Both "mixed-potential" and "biased" approaches are being evaluated. For both approaches,
the sensing elements consist of screen-printed co-planar electrodes on an oxygen-ion
conducting (YSZ) substrate.
Sensing element characterization is carried out with an automated test stand capable of
operation up to 800 oC. Gas concentrations are usually 7 vol% ≤ [O2] ≤ 20 vol% and 20
ppmV ≤ [NOx] ≤ 1500 ppmV, with the balance being N2. The ability to test cross-sensitivity
to interfering gas species (e.g., CO, CxHy) is available.

Results:

Evaluation of "mixed-potential" sensing elements typically indicates that the response to NO
is weaker and opposite in sign to that for NO2. Strong oxygen dependence of the NO2 response
is also often observed.

"Biasing" enables adjustment of the sign and magnitude of the NOx responses.

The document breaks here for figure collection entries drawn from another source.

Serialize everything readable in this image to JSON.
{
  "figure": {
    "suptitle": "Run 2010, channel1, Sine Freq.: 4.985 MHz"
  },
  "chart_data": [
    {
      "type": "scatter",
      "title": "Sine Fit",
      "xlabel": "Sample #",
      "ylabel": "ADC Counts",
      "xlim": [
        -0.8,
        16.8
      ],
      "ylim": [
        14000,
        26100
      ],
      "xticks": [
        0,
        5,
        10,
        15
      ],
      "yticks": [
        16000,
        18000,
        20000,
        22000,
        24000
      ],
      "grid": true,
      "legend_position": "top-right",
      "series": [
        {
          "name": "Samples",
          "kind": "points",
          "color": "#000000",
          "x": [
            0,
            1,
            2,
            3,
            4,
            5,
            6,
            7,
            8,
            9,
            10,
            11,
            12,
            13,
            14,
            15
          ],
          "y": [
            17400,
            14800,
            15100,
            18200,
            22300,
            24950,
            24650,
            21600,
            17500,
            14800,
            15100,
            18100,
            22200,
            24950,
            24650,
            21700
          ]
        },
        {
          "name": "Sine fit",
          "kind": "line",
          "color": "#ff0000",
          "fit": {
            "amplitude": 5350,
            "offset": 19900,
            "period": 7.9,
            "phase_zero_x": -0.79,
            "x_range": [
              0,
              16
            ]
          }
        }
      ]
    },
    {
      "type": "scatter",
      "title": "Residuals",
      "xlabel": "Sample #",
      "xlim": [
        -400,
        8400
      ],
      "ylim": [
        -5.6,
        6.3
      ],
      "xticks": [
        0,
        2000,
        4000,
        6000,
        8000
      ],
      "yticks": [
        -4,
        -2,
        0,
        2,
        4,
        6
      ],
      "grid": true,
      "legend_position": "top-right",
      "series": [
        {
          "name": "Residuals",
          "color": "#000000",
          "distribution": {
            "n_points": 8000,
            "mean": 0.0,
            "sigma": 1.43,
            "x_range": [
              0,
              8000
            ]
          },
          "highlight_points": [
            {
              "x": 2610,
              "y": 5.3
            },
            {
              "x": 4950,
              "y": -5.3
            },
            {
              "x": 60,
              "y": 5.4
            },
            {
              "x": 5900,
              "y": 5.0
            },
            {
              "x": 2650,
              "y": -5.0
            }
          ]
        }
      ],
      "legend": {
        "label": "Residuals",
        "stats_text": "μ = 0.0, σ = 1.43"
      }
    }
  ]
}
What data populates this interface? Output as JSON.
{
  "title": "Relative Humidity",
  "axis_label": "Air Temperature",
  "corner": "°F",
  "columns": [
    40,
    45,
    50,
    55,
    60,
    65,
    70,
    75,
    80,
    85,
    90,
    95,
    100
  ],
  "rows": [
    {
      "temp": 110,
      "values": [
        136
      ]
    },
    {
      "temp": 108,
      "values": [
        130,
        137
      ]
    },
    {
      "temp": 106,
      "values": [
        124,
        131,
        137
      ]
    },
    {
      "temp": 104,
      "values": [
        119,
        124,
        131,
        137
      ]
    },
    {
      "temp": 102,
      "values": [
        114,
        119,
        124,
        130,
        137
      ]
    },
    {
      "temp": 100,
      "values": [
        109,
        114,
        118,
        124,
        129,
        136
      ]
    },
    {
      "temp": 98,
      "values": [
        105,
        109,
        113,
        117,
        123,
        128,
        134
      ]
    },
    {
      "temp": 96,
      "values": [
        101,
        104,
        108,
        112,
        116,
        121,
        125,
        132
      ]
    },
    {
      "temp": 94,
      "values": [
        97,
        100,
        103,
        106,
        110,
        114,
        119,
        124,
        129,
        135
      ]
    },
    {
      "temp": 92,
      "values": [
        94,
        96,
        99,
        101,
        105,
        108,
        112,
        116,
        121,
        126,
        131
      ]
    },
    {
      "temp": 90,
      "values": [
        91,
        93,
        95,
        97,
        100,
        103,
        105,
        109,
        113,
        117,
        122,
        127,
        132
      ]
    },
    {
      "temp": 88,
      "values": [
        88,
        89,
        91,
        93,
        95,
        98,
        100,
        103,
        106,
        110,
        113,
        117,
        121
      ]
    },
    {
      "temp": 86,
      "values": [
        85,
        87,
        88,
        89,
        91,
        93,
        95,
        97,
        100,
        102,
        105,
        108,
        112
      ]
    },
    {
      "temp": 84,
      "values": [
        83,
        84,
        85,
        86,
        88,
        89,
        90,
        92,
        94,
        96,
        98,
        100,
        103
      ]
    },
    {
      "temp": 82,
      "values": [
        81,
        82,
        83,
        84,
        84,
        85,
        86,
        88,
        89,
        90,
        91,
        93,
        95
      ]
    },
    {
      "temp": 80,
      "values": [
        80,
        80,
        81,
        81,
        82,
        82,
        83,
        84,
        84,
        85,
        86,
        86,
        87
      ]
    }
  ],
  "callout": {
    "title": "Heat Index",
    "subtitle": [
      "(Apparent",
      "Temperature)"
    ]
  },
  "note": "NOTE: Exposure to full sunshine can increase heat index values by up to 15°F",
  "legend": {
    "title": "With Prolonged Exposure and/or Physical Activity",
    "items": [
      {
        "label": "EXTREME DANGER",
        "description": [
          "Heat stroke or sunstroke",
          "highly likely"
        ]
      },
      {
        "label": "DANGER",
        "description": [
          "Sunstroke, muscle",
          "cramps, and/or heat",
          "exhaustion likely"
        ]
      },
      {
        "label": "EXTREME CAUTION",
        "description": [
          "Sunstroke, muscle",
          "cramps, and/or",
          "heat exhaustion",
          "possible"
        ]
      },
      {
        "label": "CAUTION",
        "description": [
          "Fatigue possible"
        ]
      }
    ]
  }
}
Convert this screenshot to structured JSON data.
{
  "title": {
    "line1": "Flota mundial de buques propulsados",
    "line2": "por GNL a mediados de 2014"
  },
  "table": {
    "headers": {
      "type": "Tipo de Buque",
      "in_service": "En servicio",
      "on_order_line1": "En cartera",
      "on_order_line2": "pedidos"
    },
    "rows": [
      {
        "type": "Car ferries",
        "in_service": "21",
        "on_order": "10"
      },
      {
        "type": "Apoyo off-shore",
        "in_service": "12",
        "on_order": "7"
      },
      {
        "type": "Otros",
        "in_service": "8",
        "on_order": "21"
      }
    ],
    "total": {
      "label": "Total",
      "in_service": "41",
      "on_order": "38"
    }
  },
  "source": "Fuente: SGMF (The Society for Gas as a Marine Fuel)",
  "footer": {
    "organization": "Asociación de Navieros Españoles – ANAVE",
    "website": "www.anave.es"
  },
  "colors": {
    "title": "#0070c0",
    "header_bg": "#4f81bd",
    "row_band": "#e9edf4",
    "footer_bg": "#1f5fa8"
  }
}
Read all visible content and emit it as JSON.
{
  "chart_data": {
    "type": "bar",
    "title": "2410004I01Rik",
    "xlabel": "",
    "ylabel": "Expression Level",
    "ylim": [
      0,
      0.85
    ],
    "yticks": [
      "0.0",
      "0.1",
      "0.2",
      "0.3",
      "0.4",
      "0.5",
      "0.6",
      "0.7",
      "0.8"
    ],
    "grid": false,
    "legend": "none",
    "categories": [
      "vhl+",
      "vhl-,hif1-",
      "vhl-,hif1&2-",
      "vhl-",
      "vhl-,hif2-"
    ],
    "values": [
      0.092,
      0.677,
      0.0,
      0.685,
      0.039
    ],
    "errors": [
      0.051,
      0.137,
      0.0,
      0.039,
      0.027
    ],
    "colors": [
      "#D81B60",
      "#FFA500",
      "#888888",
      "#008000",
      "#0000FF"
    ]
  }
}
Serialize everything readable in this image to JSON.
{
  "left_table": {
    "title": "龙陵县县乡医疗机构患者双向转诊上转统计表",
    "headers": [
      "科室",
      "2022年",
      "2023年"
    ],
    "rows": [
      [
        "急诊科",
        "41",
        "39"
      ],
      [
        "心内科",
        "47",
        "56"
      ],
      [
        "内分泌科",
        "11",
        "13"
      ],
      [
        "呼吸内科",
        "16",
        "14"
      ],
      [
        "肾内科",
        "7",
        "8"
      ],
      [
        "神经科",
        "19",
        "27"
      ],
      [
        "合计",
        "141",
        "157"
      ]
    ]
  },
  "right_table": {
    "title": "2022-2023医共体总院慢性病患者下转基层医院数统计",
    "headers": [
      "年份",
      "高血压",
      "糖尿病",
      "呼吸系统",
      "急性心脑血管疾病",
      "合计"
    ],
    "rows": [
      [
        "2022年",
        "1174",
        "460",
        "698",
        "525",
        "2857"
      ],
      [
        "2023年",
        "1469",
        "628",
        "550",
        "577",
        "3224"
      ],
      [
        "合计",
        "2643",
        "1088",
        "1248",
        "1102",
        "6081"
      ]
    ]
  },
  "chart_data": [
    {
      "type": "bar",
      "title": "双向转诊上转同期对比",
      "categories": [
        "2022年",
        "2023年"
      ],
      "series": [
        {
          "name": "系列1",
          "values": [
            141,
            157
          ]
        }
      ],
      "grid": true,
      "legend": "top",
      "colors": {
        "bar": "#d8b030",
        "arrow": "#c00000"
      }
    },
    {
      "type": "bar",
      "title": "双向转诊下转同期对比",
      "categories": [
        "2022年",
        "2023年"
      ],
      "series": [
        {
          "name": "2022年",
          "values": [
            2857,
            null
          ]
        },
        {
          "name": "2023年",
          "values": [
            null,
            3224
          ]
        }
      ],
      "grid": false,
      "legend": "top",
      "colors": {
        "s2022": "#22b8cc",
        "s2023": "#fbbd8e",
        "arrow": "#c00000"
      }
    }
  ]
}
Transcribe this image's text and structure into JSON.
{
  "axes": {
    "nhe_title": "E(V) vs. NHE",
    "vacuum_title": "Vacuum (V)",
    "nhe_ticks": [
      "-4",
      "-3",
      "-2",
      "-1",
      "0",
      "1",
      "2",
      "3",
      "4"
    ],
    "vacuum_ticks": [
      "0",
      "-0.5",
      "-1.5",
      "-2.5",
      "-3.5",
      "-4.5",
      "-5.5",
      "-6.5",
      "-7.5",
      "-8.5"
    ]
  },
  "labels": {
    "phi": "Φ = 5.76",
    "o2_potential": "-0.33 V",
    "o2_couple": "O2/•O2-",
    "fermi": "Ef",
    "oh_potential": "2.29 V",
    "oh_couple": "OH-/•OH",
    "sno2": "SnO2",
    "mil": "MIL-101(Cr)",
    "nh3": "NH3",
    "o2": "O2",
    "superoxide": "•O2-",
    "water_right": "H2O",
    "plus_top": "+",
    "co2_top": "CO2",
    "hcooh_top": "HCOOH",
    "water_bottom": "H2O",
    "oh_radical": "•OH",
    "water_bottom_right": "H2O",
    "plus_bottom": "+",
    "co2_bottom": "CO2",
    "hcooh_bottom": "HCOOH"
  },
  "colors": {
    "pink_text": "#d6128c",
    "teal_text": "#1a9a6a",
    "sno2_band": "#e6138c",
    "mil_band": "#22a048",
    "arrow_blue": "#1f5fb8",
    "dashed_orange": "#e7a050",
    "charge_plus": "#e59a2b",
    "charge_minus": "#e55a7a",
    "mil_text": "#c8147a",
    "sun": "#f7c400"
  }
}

Minimal [O2] sensitivity at 600 oC achieved with both voltage (V) and current (I) biasing.

Summary:

Prototype NOx sensing elements have been fabricated and characterized. Investigations indicate
that "biasing" is a promising technique for both "NO selective" and "total NOx" sensing.
Future work will be targeted towards minimizing response and recovery times, decreasing the
O2 sensitivity, characterization of selectivity and cross-sensitivity, and determination of long-term
sensing element stability. Avenues for exploration include electrode composition and processing
as well as sensing element geometry.